Des Russes rendent hommage aux victimes de Staline
 
Quelques dizaines de Russes se sont recueillis jeudi près de Moscou sur le site d'exécutions de masse pendant la terreur stalinienne. Certains disent craindre un retour des persécutions politiques d'ampleur dans le pays.
(Keystone-ATS) Le pouvoir du président Vladimir Poutine a fortement accentué sa répression des voix critiques du Kremlin depuis le début de l’offensive lancée contre l’Ukraine en février 2022, condamnant des centaines de personnes à de longues peines de prison.
Si l’on semble encore loin de l’envergure des persécutions staliniennes, qui ont coûté la vie à des millions de personnes, chez certains Russes, la peur d’un «retour» aux horreurs du passé est réelle.
«On peut voir beaucoup de signes inquiétants. Un retour est possible», dit à l’AFP Olga, une infirmière de 44 ans venue déposer des fleurs au mémorial de Boutovo, à 10 km au sud de Moscou, à l’occasion de la journée d’hommage aux victimes des répressions soviétiques, commémorée le 30 octobre en Russie.
En 1937 et 1938, plus de 20’000 personnes ont été fusillées par les services secrets soviétiques (NKVD) et enterrées dans des fosses communes sur le terrain d’entrainement militaire de Boutovo.
Pendant ces deux années, considérées comme le summum de la Grande terreur stalinienne, plus de 750’000 citoyens soviétiques ont été exécutés et plus d’un million déportés dans les camps du goulag, selon les estimations des historiens.
«C’est notre histoire et nous devons en tirer les leçons», plaide Kristina, une paysagiste de 49 ans, venue apporter des fleurs sur les lieux où son arrière grand-père a été fusillé. Tamara Chichkova, une institutrice à la retraite de 61 ans, pense également que «tout ce qui s’est passé en 1937 peut se répéter à tout moment». Elle précise habiter non loin de là.
«Mes voisins du village ne viennent pas souvent ici. Chacun vit dans sa petite maison et ne pense qu’aux choses matérielles et à son quotidien», regrette-t-elle, estimant que ses compatriotes «ont oublié Dieu».
«Aucune enquête»
Dans la matinée, un office funèbre a été célébrée à l’Église des Nouveaux Martyrs située sur le territoire du mémorial de Boutovo. Et pendant toute la journée, des prêtres et des bénévoles ont lu sans interruption les noms de fusillés.
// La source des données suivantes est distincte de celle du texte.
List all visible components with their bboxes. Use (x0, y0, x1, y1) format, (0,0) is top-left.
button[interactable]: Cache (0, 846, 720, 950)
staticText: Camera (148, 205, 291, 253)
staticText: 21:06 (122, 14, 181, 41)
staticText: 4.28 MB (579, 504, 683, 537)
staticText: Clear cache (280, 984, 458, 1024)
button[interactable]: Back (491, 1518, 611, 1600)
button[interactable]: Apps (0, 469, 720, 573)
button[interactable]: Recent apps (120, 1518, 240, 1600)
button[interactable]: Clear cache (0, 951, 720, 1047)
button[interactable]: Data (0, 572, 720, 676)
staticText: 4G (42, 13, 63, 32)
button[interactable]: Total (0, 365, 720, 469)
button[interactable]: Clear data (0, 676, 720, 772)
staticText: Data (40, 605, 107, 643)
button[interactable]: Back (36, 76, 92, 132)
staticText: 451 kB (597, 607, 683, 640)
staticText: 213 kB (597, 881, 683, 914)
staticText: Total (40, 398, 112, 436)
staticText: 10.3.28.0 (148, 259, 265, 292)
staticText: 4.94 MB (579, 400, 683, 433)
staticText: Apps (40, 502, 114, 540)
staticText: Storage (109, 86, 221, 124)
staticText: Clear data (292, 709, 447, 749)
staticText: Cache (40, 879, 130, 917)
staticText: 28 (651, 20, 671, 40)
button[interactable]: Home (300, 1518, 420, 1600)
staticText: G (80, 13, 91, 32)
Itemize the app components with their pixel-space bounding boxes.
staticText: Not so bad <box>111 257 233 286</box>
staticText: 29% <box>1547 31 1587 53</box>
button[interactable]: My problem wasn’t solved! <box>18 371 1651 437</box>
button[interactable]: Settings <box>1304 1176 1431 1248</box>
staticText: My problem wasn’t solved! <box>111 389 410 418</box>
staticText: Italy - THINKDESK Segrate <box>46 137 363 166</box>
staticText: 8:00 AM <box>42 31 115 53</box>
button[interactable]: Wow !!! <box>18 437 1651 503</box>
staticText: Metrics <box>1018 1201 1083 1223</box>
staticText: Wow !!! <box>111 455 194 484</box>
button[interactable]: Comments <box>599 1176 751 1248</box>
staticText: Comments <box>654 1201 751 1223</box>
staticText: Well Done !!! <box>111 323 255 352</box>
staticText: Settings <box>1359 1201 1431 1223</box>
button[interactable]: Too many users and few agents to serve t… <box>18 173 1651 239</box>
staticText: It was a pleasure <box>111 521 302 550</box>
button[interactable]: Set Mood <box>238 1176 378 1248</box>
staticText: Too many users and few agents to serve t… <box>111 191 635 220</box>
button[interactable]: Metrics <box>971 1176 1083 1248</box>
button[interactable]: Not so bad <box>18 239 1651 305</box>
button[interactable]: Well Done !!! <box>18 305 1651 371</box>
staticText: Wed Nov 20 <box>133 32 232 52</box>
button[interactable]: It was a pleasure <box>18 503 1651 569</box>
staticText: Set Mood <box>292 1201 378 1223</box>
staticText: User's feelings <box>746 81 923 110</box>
Lidia, une historienne de 58 ans, venue rendre hommage à son arrière grand-père assassiné à Boutovo, regrette que 90 ans après «aucune enquête n’ait été effectuée» sur ces meurtres et que leurs auteurs n’aient pas été identifiés. «On ne pourra pas les punir, car cela a eu lieu il y a longtemps. Mais il faut au moins les nommer, pour que cela ne se répète pas», estime Lidia.
En 2021, les autorités russes ont classé secret défense les noms des membres du NKVD ayant mené la Grande terreur stalinienne. Si Vladimir Poutine condamne de temps à autre les crimes soviétiques, la ligne suivie par le Kremlin consiste à les minimiser et les victimes des répressions sont réduites à la portion congrue dans les manuels d’histoire.
Staline y est en premier lieu présenté en héros de la Deuxième Guerre mondiale et en tombeur du nazisme, dans un contexte de glorification de la puissance militaire de l’URSS, en particulier depuis l’attaque contre l’Ukraine, où le Kremlin assure combattre des «néo-nazis».
«Tout ce qui se passe aujourd’hui en Russie est terrifiant. Des monuments dédiés à Staline sont érigés partout dans le pays», affirme jeudi à Boutovo une autre femme, sous couvert d’anonymat.
«Le musée de l’histoire du Goulag (situé à Moscou, NDLR) a été fermé en 2024», déplore-t-elle. «Et c’est un miracle qu’ils n’aient pas encore touché au mémorial de Boutovo».